Il y a deux ans, quand le monde entier se demandait encore s’il y aurait ou non la guerre en Irak, l’ancien chef du Premier département principal du Comité d’État à la sécurité (KGB) de l’URSS, Leonide Chebarchine, avait dit en privé : « La guerre est inévitable, mais celle d’Irak ne sera pas la dernière. La suivante, ce sera contre l’Iran ». Or, ses estimations et pronostics s’étaient à maintes reprises dans le passé avérés d’une extrême exactitude. Ce n’est pas dans les bureaux capitonnés de Moscou que ce général avait étudié le Proche-Orient. De nombreuses années durant, il s’était formé sur le terrain en qualité de résident dans plusieurs pays, notamment en Iran, au début de la révolution islamique, une des périodes les plus complexes de l’histoire de ce pays.

Bakhtiar Akhmedkhanov, journaliste de RIA Novosti, a posé quelques questions à Leonide Cherbachine.

Question : Estimez-vous toujours que l’Iran sera la prochaine cible des États-Unis ?

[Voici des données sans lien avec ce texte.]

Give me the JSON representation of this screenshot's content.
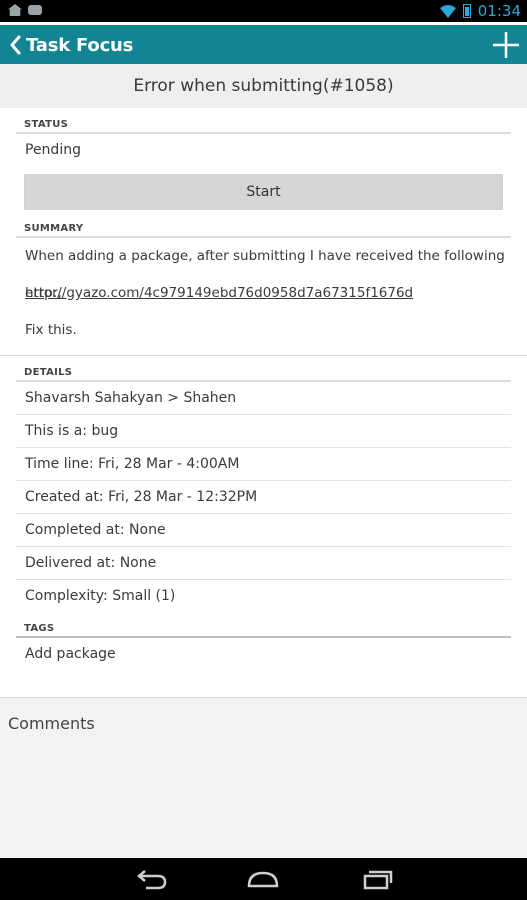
{
  "status_bar": {
    "time": "01:34"
  },
  "app_bar": {
    "title": "Task Focus"
  },
  "page_title": "Error when submitting(#1058)",
  "status_section": {
    "label": "STATUS",
    "value": "Pending",
    "button_label": "Start"
  },
  "summary_section": {
    "label": "SUMMARY",
    "line1": "When adding a package, after submitting I have received the following error,",
    "link": "http://gyazo.com/4c979149ebd76d0958d7a67315f1676d",
    "line3": "Fix this."
  },
  "details_section": {
    "label": "DETAILS",
    "rows": [
      "Shavarsh Sahakyan > Shahen",
      "This is a: bug",
      "Time line: Fri, 28 Mar - 4:00AM",
      "Created at: Fri, 28 Mar - 12:32PM",
      "Completed at: None",
      "Delivered at: None",
      "Complexity: Small (1)"
    ]
  },
  "tags_section": {
    "label": "TAGS",
    "add_label": "Add package"
  },
  "comments": {
    "label": "Comments"
  },
  "icons": {
    "back": "chevron-left-icon",
    "add": "plus-icon",
    "nav_back": "back-arrow-icon",
    "nav_home": "home-icon",
    "nav_recents": "recents-icon"
  },
  "colors": {
    "app_bar": "#138592",
    "status_accent": "#2aa9d6",
    "button_bg": "#d6d6d6",
    "page_header_bg": "#efefef"
  }
}
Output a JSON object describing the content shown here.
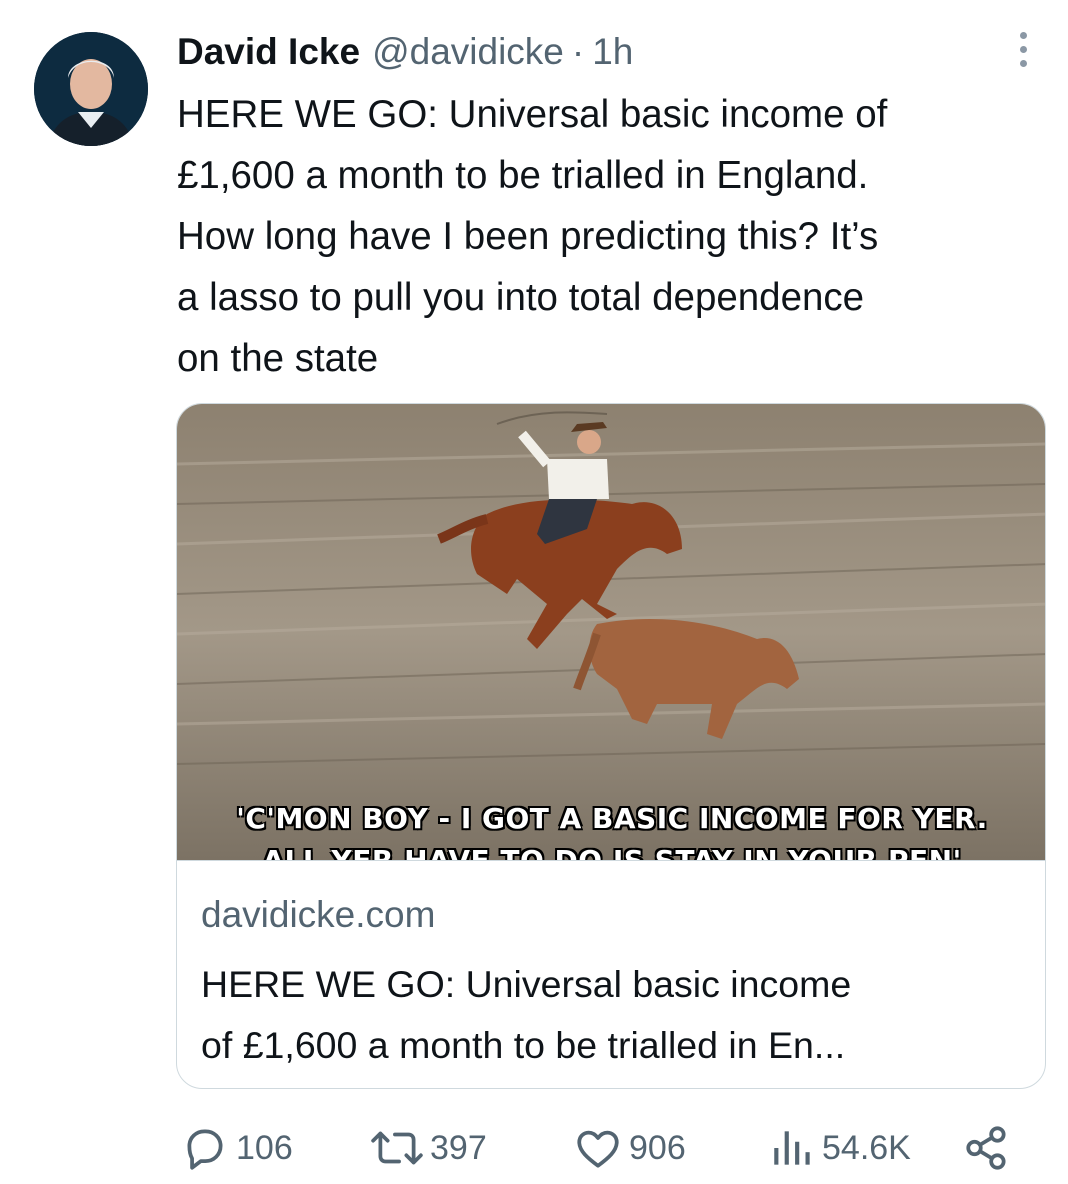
{
  "tweet": {
    "author_name": "David Icke",
    "handle": "@davidicke",
    "separator": "·",
    "time": "1h",
    "text": "HERE WE GO: Universal basic income of\n£1,600 a month to be trialled in England.\nHow long have I been predicting this? It’s\na lasso to pull you into total dependence\non the state"
  },
  "card": {
    "image_caption_line1": "'C'MON BOY - I GOT A BASIC INCOME FOR YER.",
    "image_caption_line2": "ALL YER HAVE TO DO IS STAY IN YOUR PEN'",
    "domain": "davidicke.com",
    "title": "HERE WE GO: Universal basic income\nof £1,600 a month to be trialled in En..."
  },
  "actions": {
    "replies": "106",
    "retweets": "397",
    "likes": "906",
    "views": "54.6K"
  },
  "icons": [
    "more-options-icon",
    "reply-icon",
    "retweet-icon",
    "like-icon",
    "views-icon",
    "share-icon"
  ],
  "colors": {
    "text": "#0f1419",
    "secondary": "#536471",
    "border": "#cfd9de"
  }
}
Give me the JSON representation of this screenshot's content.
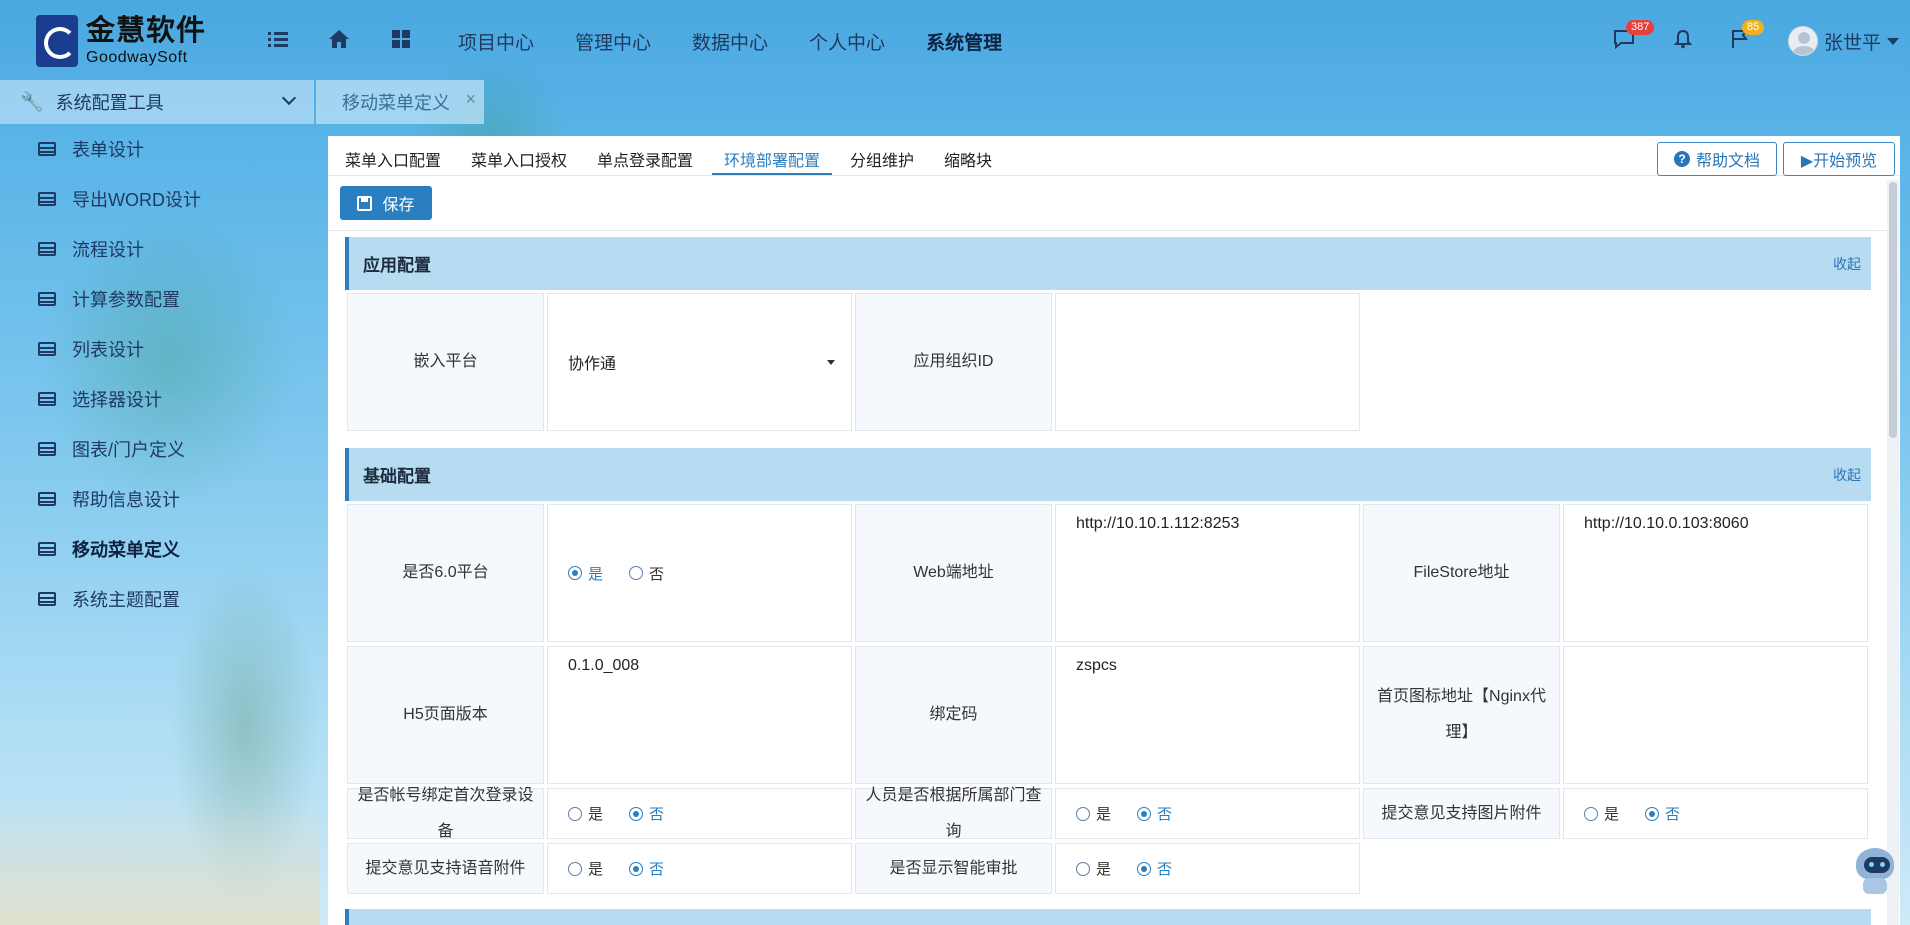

Leonide Chebarchine : En janvier, le chef du Commandement central des États-Unis, John Abizaid, a dit que l’Iran ne pourrait pas mettre à profit les difficultés auxquelles les troupes américaines se heurtent en Irak. Il doit être clair aux yeux de tous que sur Terre il n’y a pas de force militaire plus puissante que celle des États-Unis et que pour cette raison, malgré leur engagement en Irak, les troupes états-uniennes pourraient très bien frapper en même temps un autre pays, par exemple l’Iran, a déclaré le général avec une rectitude toute militaire. Je pense que ces propos sont une réponse à votre question et en même temps une confirmation de mon point de vue.
Usant d’une terminologie spéciale, qui dans le cas présent me semble la mieux appropriée, je dis que les États-uniens se livrent actuellement à un formidable travail de sape contre Téhéran. Ce sont en premier lieu leurs tentatives en vue de forger une réelle opposition intérieure au régime anti-américain actuel, de rassembler et d’utiliser à leurs fins l’immigration iranienne éparpillée dans différents pays, ainsi que les contradictions internes du pays, interethniques notamment.
C’est là un trait caractéristique de la tactique états-unienne. L’action décisive (le début d’un coup d’État militaire ou bien d’une invasion dans un pays quelconque) est précédée d’une campagne de propagande massive, de diabolisation du sujet accusé de tous les maux. Souvenez-vous : c’est le même scénario qui avait été utilisé pour les talibans et pour l’Irak. Certes, les accusations portées sont souvent gratuites, mais est-ce que cela préoccupe quelqu’un ?
On n’a pas trouvé Ben Laden en Afghanistan, par contre le gouvernement y a été remplacé et le pays a été généreusement saupoudré de missiles. L’Irak avait été accusé de fabriquer des armes de destruction massive et d’entretenir des liens avec le terrorisme international. On n’a découvert ni armes, ni liens. Mais ici aussi, le gouvernement a été remplacé et on est parvenu à ce que l’Irak cesse d’exister en tant qu’État et se transforme en champ de bataille de tous contre tous.

Le programme nucléaire iranien ne pourrait-il pas déboucher sur la création d’armes de destruction massive ?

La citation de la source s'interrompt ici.